Um professor, um livro.

O NARIZ


NIKOLAI GÓGOL
As últimas férias do Verão trouxeram-me o reencontro com Nikolai Gógol, o famoso autor do belíssimo Almas Mortas. Acabei o Siddartha, do Hesse e fiquei desencantado. Como sou a pessoa menos auto – sugestionável que conheço e, apesar de Hermann Hesse ser um dos meus heróis da literatura, o famoso Siddartha deixou-me verdadeiramente desiludido, ainda que, vox populi dixit, esta seja a obra - prima de Hesse.

Ora, após duas semanas e meia na cosmopolita Marselha rumei a um refúgio, sempre junto ao Mediterrâneo, numa casa de amigos lisboetas, em Taormina, na Sicília onde, para além do silêncio e beleza ímpares da ilha, os livros são também paixão dos meus amigos e, uma vez aí, aproveitei para remexer no que por lá havia...triste e inconformado com o balde de água fria do Siddartha, levei Moravia comigo (sempre o meu “muso” inspirador) e uma antologia de contos do meu Eçazinho. No entanto, ao explorar a biblioteca do “refúgio”, passei os olhos por umas coisas da Oriana Falacci (pura leviandade...), li uns poemas do José Régio; deliciei-me com algumas das Fábulas do La Fontaine e, finalmente, após ter relido um dos mestres do absurdo, Boris Vian, no seu Morte aos Feios, segui na senda do absurdo e li, finalmente, O Nariz, de Gógol.

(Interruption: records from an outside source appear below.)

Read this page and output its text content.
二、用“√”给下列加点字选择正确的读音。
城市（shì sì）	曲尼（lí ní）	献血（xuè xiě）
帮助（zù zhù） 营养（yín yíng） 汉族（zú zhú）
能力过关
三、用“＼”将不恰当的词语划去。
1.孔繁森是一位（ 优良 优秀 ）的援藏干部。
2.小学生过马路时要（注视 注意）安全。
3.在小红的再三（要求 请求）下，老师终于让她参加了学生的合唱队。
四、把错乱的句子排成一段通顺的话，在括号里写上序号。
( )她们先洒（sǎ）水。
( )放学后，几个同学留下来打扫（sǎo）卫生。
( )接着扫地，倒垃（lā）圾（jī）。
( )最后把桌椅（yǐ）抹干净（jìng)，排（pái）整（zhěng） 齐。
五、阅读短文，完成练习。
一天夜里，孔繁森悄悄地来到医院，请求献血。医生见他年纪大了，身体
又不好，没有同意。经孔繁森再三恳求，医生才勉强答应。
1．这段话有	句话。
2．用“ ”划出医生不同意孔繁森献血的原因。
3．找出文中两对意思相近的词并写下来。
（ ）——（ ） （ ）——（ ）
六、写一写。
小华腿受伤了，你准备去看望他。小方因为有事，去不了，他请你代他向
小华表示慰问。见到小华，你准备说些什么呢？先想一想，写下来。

Bom antídoto para fugir à estranha normalidade dos dias que correm e que são, para mim, o verdadeiro absurdo, é deixarmo-nos transportar para a literatura do absurdo ou do surreal, inofensiva, genuína e verdadeiramente libertadora pois que nos obriga à introspecção e questionação, enquanto nos faz rir desalmadamente. Entre Gógol e Boris Vian, duas referências neste tipo de literatura (que é tudo menos light...sendo precisamente o oposto, heavy!), há mais de 100 anos de separação mas, podemos dize-lo, que ambos estão ligados pois Gógol é, sem dúvida, um precursor do surrealismo. Para mais, é um escritor que viveu na tenebrosa Rússia czarista da 1.ª metade do séc. XIX e viu, por diversas vezes, as suas obras serem esventradas pela censura e pelas contingências da conservadoríssima sociedade russa de então. No entanto, homem viajado que foi, filho da nobreza fundiária ucraniana, a sua mescla de influências vai desde os românticos do 1.º quartel de oitocentos até aos impressionistas que iam começando a aparecer por volta do mesmo período, passando pela literatura licenciosa que assolava a Europa desde o séc. XVIII.

O Nariz é a incrível história de um homem que, um dia, acorda e repara que perdeu o nariz! Na história, há várias pessoas envolvidas...o barbeiro Iakovlévitch, as senhoras Tchekhatariova e Grigoriévna, entre outras. Todas elas, na mente do “desnarizado”, são suspeitas. A teoria da conspiração está instalada! A determinada altura, apercebemo-nos que há duas histórias distintas e quase que perdemos o fio à meada. Este nariz desaparecido, que provoca a fúria do acessor do colégio local, Kovaliov, é a peça do absurdo desta história. Para além de ganhar vida, ganha traços de ser humano e torna-se um snob. Kovaliov desespera e somos atingidos por uma profunda compaixão por este infeliz, porque não nos imaginamos em situação de desespero tão pungente. Todavia, rimos como perdidos pelas situações completamente inesperadas que vão surgindo com Kovaliov e o seu nariz.

Gógol bem o diz, a determinada altura da passagem desta obra: “Grassa neste mundo o absurdo completo.”; absurdo entendido como o que nos parece normal, trivial e tido por aceite. Esta alienação, que George Orwell já havia previsto no seu O Triunfo dos Porcos e, melhor ainda, no seu 1984 está, sem dúvida, instalada nos nossos dias e raras foram as vezes a que se assistiu, na história do ser humano, a uma tamanha loucura colectiva, disfarçada de uma aparente normalidade. Para quem sente e já se apercebeu do que se está a passar e que é, pelos vistos, indelével, nada melhor que rir sempre que pode e ler um bom mestre do surrealismo...Gógol, no seu O Nariz, atinge com uma mestria exemplar, um pico de surrealismo, comparável a Boris Vian, André Breton ou Jean Cocteau. O livro é pequenino, está impresso numa belíssima edição da Assírio e Alvim e a tradução é excelente. Toca a rir, minha gente! E que os livros fiquem convosco!